第2647章
“那些檔案,”他頓了一下,喉結上下滾動了一次,“我會請法務部門逐一核查。在核查結果出來之前,我不予置評。”
第二個記者緊接著站起來,問的是公函的用印日期,公章編號和發文文號之間的邏輯關係,每個問題都精準得像手術刀。
第三個記者問的是簽名欄旁邊的經辦人署名。
沒有人偏離資料的範疇,所有人都在盯著已經公開的檔案編號和簽名樣式,一個比一個問得細,像一群工匠圍著一臺出了故障的機器,執意要把每一個螺絲都擰下來檢查一遍。
記者會在四十分鐘後草草收場。
那位當事人幾乎是撞進後臺休息室的,門在他身後被甩上,震得走廊裡的掛畫都歪了。
他把秘書、助理和所有隨行人員都關在了走廊裡,隔著那道門,外面的人什麼也聽不見。
有工作人員踮著腳透過門縫看了一眼,只看見休息室的窗簾被拉上了,檯燈亮著,那個人影坐在沙發裡一動不動。
直播到此結束。
趙振國轉過椅子看向周振邦。
窗外的天色已經暗下來了,辦公室裡只開著檯燈,光暈把兩個人的臉照得一半明亮一半沉在影子裡。

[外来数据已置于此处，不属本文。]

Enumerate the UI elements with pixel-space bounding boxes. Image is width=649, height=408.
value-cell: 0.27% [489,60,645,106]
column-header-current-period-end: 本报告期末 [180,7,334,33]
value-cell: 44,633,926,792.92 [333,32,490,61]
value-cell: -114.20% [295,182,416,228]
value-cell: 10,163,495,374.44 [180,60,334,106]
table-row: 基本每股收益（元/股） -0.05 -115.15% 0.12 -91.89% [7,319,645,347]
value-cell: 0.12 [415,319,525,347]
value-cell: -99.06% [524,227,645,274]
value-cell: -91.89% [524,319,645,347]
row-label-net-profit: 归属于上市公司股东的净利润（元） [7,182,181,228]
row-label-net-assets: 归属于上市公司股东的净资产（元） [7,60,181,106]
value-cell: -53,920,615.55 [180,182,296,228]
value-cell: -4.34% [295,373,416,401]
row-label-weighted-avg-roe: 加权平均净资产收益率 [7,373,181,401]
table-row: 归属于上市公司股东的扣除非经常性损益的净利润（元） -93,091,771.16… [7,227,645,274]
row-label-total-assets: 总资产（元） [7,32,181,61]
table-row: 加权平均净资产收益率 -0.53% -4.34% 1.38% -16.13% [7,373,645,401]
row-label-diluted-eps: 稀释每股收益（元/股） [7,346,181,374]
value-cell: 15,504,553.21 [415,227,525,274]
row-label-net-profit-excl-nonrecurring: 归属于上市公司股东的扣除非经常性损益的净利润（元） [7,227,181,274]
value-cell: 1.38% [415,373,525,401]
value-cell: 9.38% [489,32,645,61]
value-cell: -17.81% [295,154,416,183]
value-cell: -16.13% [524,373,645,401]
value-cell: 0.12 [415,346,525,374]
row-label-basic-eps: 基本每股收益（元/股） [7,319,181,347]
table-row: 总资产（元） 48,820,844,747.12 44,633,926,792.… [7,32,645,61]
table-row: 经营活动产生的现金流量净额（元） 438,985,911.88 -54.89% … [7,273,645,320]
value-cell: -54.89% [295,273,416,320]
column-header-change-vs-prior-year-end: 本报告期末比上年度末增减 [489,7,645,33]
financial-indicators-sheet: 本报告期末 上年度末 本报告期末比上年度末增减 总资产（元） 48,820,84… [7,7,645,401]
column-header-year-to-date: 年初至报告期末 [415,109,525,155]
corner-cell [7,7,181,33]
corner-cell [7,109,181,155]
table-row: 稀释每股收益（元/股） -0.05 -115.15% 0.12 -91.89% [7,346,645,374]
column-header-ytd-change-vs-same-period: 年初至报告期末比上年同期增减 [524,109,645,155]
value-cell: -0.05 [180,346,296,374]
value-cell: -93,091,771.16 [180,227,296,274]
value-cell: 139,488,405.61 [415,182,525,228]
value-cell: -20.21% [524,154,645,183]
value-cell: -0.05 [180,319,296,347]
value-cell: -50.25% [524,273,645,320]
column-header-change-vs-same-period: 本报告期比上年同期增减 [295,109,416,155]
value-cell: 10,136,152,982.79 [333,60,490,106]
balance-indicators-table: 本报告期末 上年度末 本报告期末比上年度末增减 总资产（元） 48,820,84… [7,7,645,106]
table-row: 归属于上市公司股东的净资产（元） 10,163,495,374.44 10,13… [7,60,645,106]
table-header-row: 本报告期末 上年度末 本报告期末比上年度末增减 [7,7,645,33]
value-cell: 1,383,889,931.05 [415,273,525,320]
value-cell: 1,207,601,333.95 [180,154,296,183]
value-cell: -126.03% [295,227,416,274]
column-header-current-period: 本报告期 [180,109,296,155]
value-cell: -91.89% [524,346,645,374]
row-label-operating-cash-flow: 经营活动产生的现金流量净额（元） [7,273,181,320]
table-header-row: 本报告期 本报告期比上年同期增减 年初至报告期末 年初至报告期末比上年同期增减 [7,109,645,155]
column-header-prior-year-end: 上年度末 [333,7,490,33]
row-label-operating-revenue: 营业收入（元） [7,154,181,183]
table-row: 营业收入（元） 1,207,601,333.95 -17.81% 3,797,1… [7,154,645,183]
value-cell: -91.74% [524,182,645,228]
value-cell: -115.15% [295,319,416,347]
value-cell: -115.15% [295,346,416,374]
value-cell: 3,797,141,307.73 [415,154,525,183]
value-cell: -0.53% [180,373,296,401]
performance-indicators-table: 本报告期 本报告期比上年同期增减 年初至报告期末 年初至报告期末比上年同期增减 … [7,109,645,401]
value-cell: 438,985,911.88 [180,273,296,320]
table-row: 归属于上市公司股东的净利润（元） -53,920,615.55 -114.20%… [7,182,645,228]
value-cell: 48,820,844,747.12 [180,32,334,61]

“看到了?”他說,聲音不高,但每個字都咬得很清楚,“鐵板只要裂一條縫,風就能灌進去。”
周振邦點了點頭,這一個冬天的等待,終於有了第一個清晰而確實的迴響。
他端起那杯涼透的茶,仰頭喝了一口,苦澀從舌根蔓延開來,但他覺得比什麼都甘甜。
“那接下來呢?”周振邦問。
“等。”趙振國說,“風既然灌進去了,總會把東西吹出來。”
——
元旦前一週,趙振國的加密終端上彈出了安德森的訊息。
訊息很短,只有一行:“千禧年蟲的事,外面已經快瘋了。主人,我們是不是該做點什麼?”
趙振國起身給自己倒了杯水,端著杯子在窗前站了一會兒。
窗外的京城已經入了深冬,灰白色的天壓在樓群頂上,偶爾有風捲著碎雪粒從窗縫裡鑽進來,落在窗臺上化成極細的水痕。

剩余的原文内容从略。